Akhirnya, diambil kesepakatan bahwa mereka harus bersatu. Skenarionya, ketika Muhammad memasuki masjidil haram, mereka akan menyerangnya bersama-sama, menusuk dan memukulnya hingga ia tewas. Kesempatan ini membuat mereka lega.
Mereka mengira tidak ada yang mengetahui rencana matang itu. Tetapi Allah berkehendak menggagalkan tipu daya mereka. Fatimah az-zahra. Ternyata mendengar apa yang mereka rencanakan. Ia segera berlari pulang, dipeluknya ibunya, dengan air mata yang bercucuran, Khadijah mengajaknya menemui Rasulullah.
Rasulullah menghadapi istri dan putri beliau dengan tenang. Beliau bertanya-tanya apa yang terjadi, Fatimah pun bercerita.
”orang-orang Quraisy telah menyusun rencana untuk meembunuh anda. Kalau anda terlihat oleh mereka, mereka akan segera melakukannya. Setiap orang telah mengetahui bagaimana yang harus dipertanggung jawabkannya dari darahmu”
Rasulullah tidak terkejut mendengar berita itu. Beliau menyuruh untuk membawakan air untuk berwudhu. Melihat ketenangan wajah Ayahnya, Fatimah pun ikut merasa tenang. Diambilkannya air sebagaimana diperintahkan ayahnya.
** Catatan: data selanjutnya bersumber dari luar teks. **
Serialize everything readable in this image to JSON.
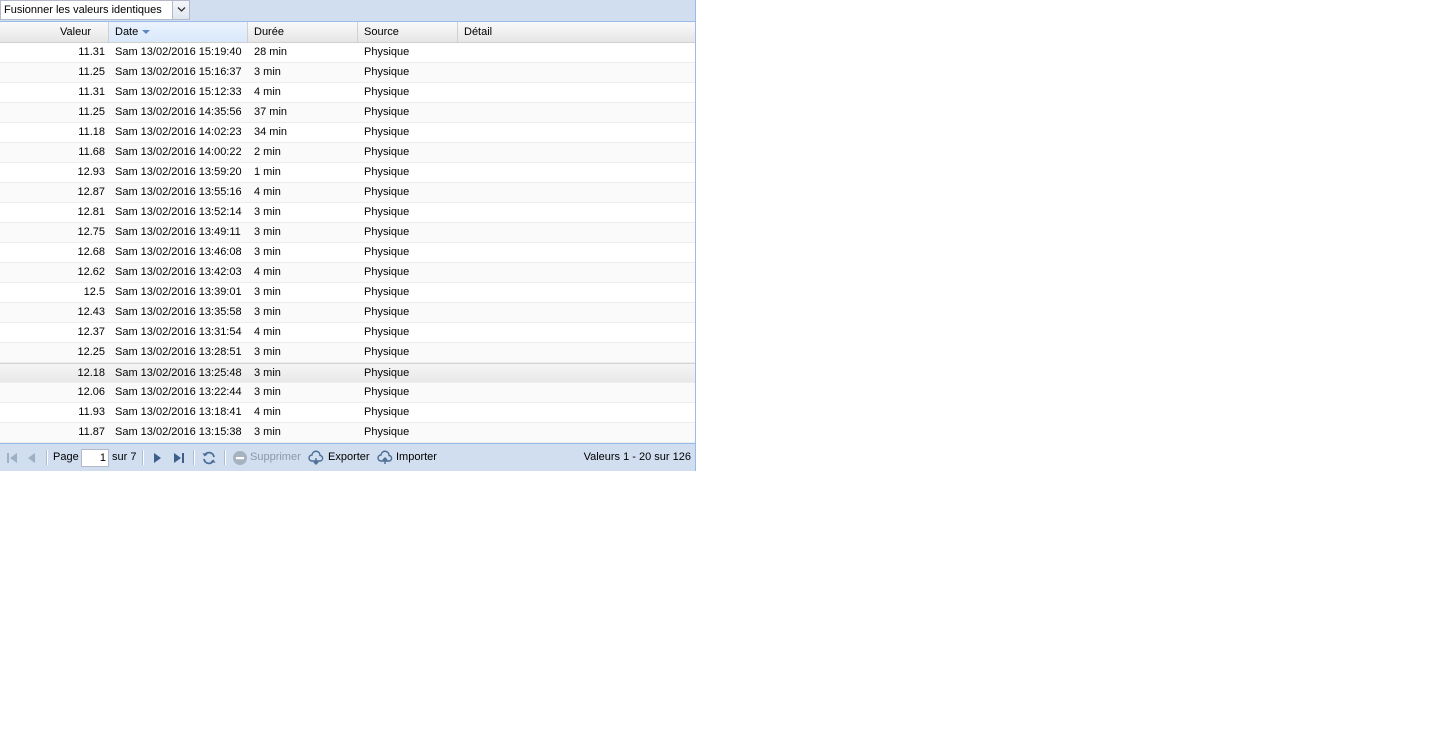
{
  "toolbar": {
    "merge_combo_value": "Fusionner les valeurs identiques"
  },
  "columns": {
    "valeur": "Valeur",
    "date": "Date",
    "duree": "Durée",
    "source": "Source",
    "detail": "Détail"
  },
  "rows": [
    {
      "valeur": "11.31",
      "date": "Sam 13/02/2016 15:19:40",
      "duree": "28 min",
      "source": "Physique",
      "detail": ""
    },
    {
      "valeur": "11.25",
      "date": "Sam 13/02/2016 15:16:37",
      "duree": "3 min",
      "source": "Physique",
      "detail": ""
    },
    {
      "valeur": "11.31",
      "date": "Sam 13/02/2016 15:12:33",
      "duree": "4 min",
      "source": "Physique",
      "detail": ""
    },
    {
      "valeur": "11.25",
      "date": "Sam 13/02/2016 14:35:56",
      "duree": "37 min",
      "source": "Physique",
      "detail": ""
    },
    {
      "valeur": "11.18",
      "date": "Sam 13/02/2016 14:02:23",
      "duree": "34 min",
      "source": "Physique",
      "detail": ""
    },
    {
      "valeur": "11.68",
      "date": "Sam 13/02/2016 14:00:22",
      "duree": "2 min",
      "source": "Physique",
      "detail": ""
    },
    {
      "valeur": "12.93",
      "date": "Sam 13/02/2016 13:59:20",
      "duree": "1 min",
      "source": "Physique",
      "detail": ""
    },
    {
      "valeur": "12.87",
      "date": "Sam 13/02/2016 13:55:16",
      "duree": "4 min",
      "source": "Physique",
      "detail": ""
    },
    {
      "valeur": "12.81",
      "date": "Sam 13/02/2016 13:52:14",
      "duree": "3 min",
      "source": "Physique",
      "detail": ""
    },
    {
      "valeur": "12.75",
      "date": "Sam 13/02/2016 13:49:11",
      "duree": "3 min",
      "source": "Physique",
      "detail": ""
    },
    {
      "valeur": "12.68",
      "date": "Sam 13/02/2016 13:46:08",
      "duree": "3 min",
      "source": "Physique",
      "detail": ""
    },
    {
      "valeur": "12.62",
      "date": "Sam 13/02/2016 13:42:03",
      "duree": "4 min",
      "source": "Physique",
      "detail": ""
    },
    {
      "valeur": "12.5",
      "date": "Sam 13/02/2016 13:39:01",
      "duree": "3 min",
      "source": "Physique",
      "detail": ""
    },
    {
      "valeur": "12.43",
      "date": "Sam 13/02/2016 13:35:58",
      "duree": "3 min",
      "source": "Physique",
      "detail": ""
    },
    {
      "valeur": "12.37",
      "date": "Sam 13/02/2016 13:31:54",
      "duree": "4 min",
      "source": "Physique",
      "detail": ""
    },
    {
      "valeur": "12.25",
      "date": "Sam 13/02/2016 13:28:51",
      "duree": "3 min",
      "source": "Physique",
      "detail": ""
    },
    {
      "valeur": "12.18",
      "date": "Sam 13/02/2016 13:25:48",
      "duree": "3 min",
      "source": "Physique",
      "detail": ""
    },
    {
      "valeur": "12.06",
      "date": "Sam 13/02/2016 13:22:44",
      "duree": "3 min",
      "source": "Physique",
      "detail": ""
    },
    {
      "valeur": "11.93",
      "date": "Sam 13/02/2016 13:18:41",
      "duree": "4 min",
      "source": "Physique",
      "detail": ""
    },
    {
      "valeur": "11.87",
      "date": "Sam 13/02/2016 13:15:38",
      "duree": "3 min",
      "source": "Physique",
      "detail": ""
    }
  ],
  "selected_row_index": 16,
  "paging": {
    "page_label": "Page",
    "page_value": "1",
    "of_label": "sur 7",
    "delete_label": "Supprimer",
    "export_label": "Exporter",
    "import_label": "Importer",
    "summary": "Valeurs 1 - 20 sur 126"
  },
  "icons": {
    "first": "first-page-icon",
    "prev": "prev-page-icon",
    "next": "next-page-icon",
    "last": "last-page-icon",
    "refresh": "refresh-icon",
    "delete": "delete-icon",
    "export": "cloud-download-icon",
    "import": "cloud-upload-icon",
    "sort": "sort-desc-icon",
    "combo": "chevron-down-icon"
  },
  "colors": {
    "toolbar_bg": "#d0def0",
    "border": "#99bbe8",
    "sort_arrow": "#5b87c3"
  }
}
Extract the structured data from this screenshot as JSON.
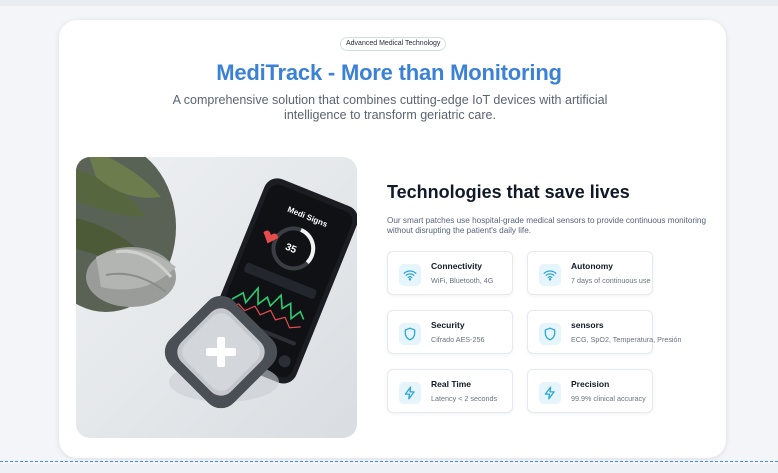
{
  "hero": {
    "badge": "Advanced Medical Technology",
    "title": "MediTrack - More than Monitoring",
    "subtitle": "A comprehensive solution that combines cutting-edge IoT devices with artificial intelligence to transform geriatric care."
  },
  "technologies": {
    "title": "Technologies that save lives",
    "description": "Our smart patches use hospital-grade medical sensors to provide continuous monitoring without disrupting the patient's daily life."
  },
  "features": [
    {
      "title": "Connectivity",
      "subtitle": "WiFi, Bluetooth, 4G",
      "icon": "wifi-icon"
    },
    {
      "title": "Autonomy",
      "subtitle": "7 days of continuous use",
      "icon": "wifi-icon"
    },
    {
      "title": "Security",
      "subtitle": "Cifrado AES-256",
      "icon": "shield-icon"
    },
    {
      "title": "sensors",
      "subtitle": "ECG, SpO2, Temperatura, Presión",
      "icon": "shield-icon"
    },
    {
      "title": "Real Time",
      "subtitle": "Latency < 2 seconds",
      "icon": "lightning-icon"
    },
    {
      "title": "Precision",
      "subtitle": "99.9% clinical accuracy",
      "icon": "lightning-icon"
    }
  ],
  "phone": {
    "app_title": "Medi Signs",
    "reading": "35"
  },
  "colors": {
    "accent": "#3b82d6",
    "icon_tint": "#2aa6d8",
    "icon_bg": "#e6f4fb"
  }
}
Setelah berwudhu, Rasulullah segera keluar menuju ka’bah. Beliau terlihat begitu agung dan berwibawa. Tatkala orang-orang kafir itu melihat Rasulullah, seketika itu wajah mereka menjadi pucat. Mereka menundukan kepala, tidak berani memandang Rasulullah yang berjalan menuju mereka. Semua rencana-rencana yang mereka sepakati seakan-akan tidak pernah ada. Semua diam tidak mampu bergerak, Rasulullah terus berjalan dengan tenang.
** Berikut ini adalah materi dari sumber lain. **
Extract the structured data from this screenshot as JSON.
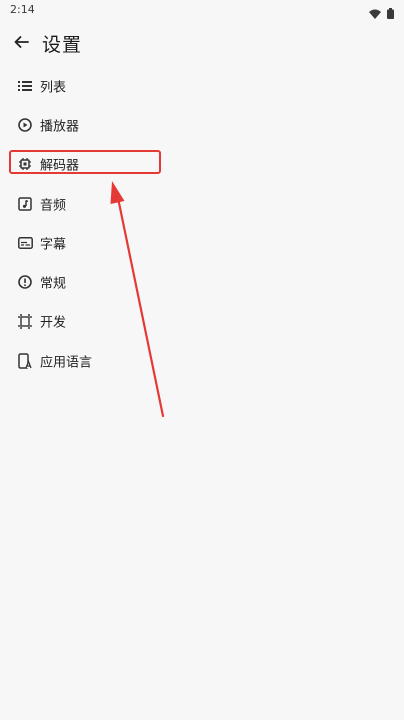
{
  "status_bar": {
    "time": "2:14",
    "icons": [
      "wifi-icon",
      "battery-icon"
    ]
  },
  "app_bar": {
    "back_icon": "arrow-left-icon",
    "title": "设置"
  },
  "menu": {
    "items": [
      {
        "label": "列表",
        "icon": "list-icon"
      },
      {
        "label": "播放器",
        "icon": "player-icon"
      },
      {
        "label": "解码器",
        "icon": "chip-icon"
      },
      {
        "label": "音频",
        "icon": "audio-icon"
      },
      {
        "label": "字幕",
        "icon": "subtitle-icon"
      },
      {
        "label": "常规",
        "icon": "info-icon"
      },
      {
        "label": "开发",
        "icon": "developer-icon"
      },
      {
        "label": "应用语言",
        "icon": "language-icon"
      }
    ]
  },
  "annotation": {
    "highlighted_item": "解码器",
    "color": "#e53935"
  }
}
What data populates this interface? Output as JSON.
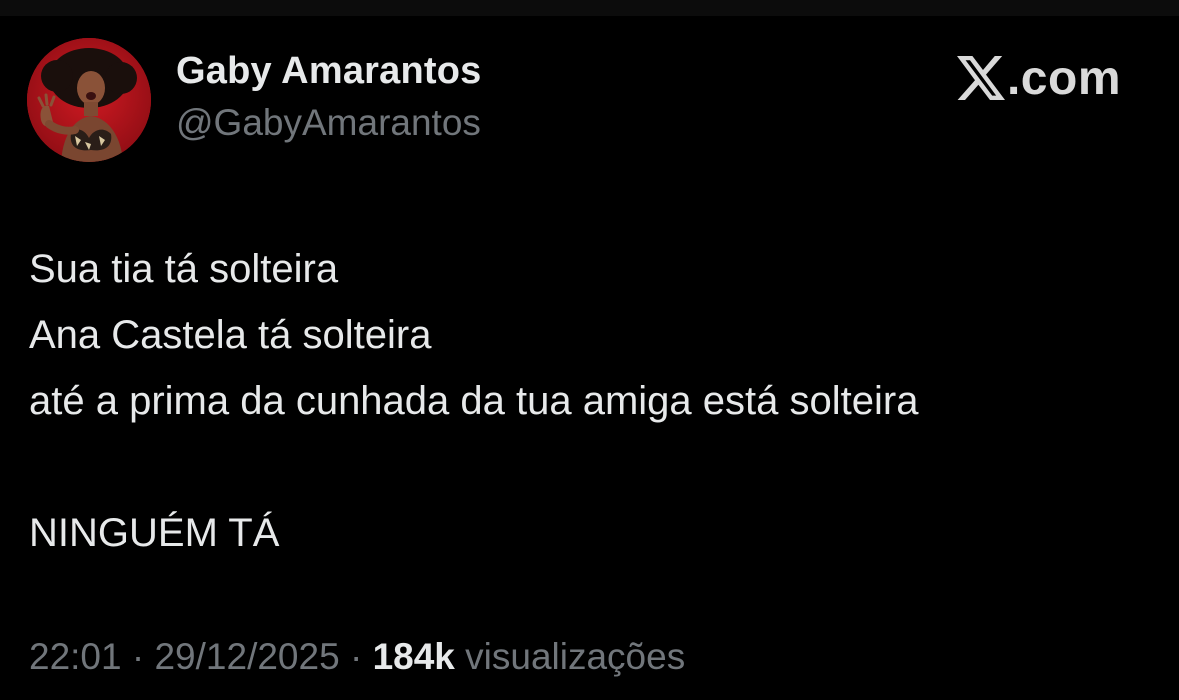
{
  "post": {
    "author": {
      "display_name": "Gaby Amarantos",
      "handle": "@GabyAmarantos",
      "avatar_icon": "profile-photo"
    },
    "brand": {
      "icon": "x-logo-icon",
      "domain": ".com"
    },
    "text_lines": [
      "Sua tia tá solteira",
      "Ana Castela tá solteira",
      "até a prima da cunhada da tua amiga está solteira",
      "",
      "NINGUÉM TÁ"
    ],
    "meta": {
      "time": "22:01",
      "separator": "·",
      "date": "29/12/2025",
      "views_count": "184k",
      "views_label": "visualizações"
    }
  },
  "colors": {
    "background": "#000000",
    "primary_text": "#e7e9ea",
    "secondary_text": "#71767b",
    "avatar_bg": "#b8121c"
  }
}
Begitu tiba dihadapan mereka, Rasulullah membungkuk dan meraup segenggam pasir dari tanah. Pasir itu beliau lemparkan kepada mereka sambil berkata.
”terhinalah wajah-wajah kalian.”
Setiap orang yang terkena lemparan itu tewas terbunuh pada perang badar dalam keadaan kafir.
Rasulullah pun pulang, disambut dengan gembira oleh Fatimah dan Khadijah. Yang sejak lama menunggu beliau dengan cemas.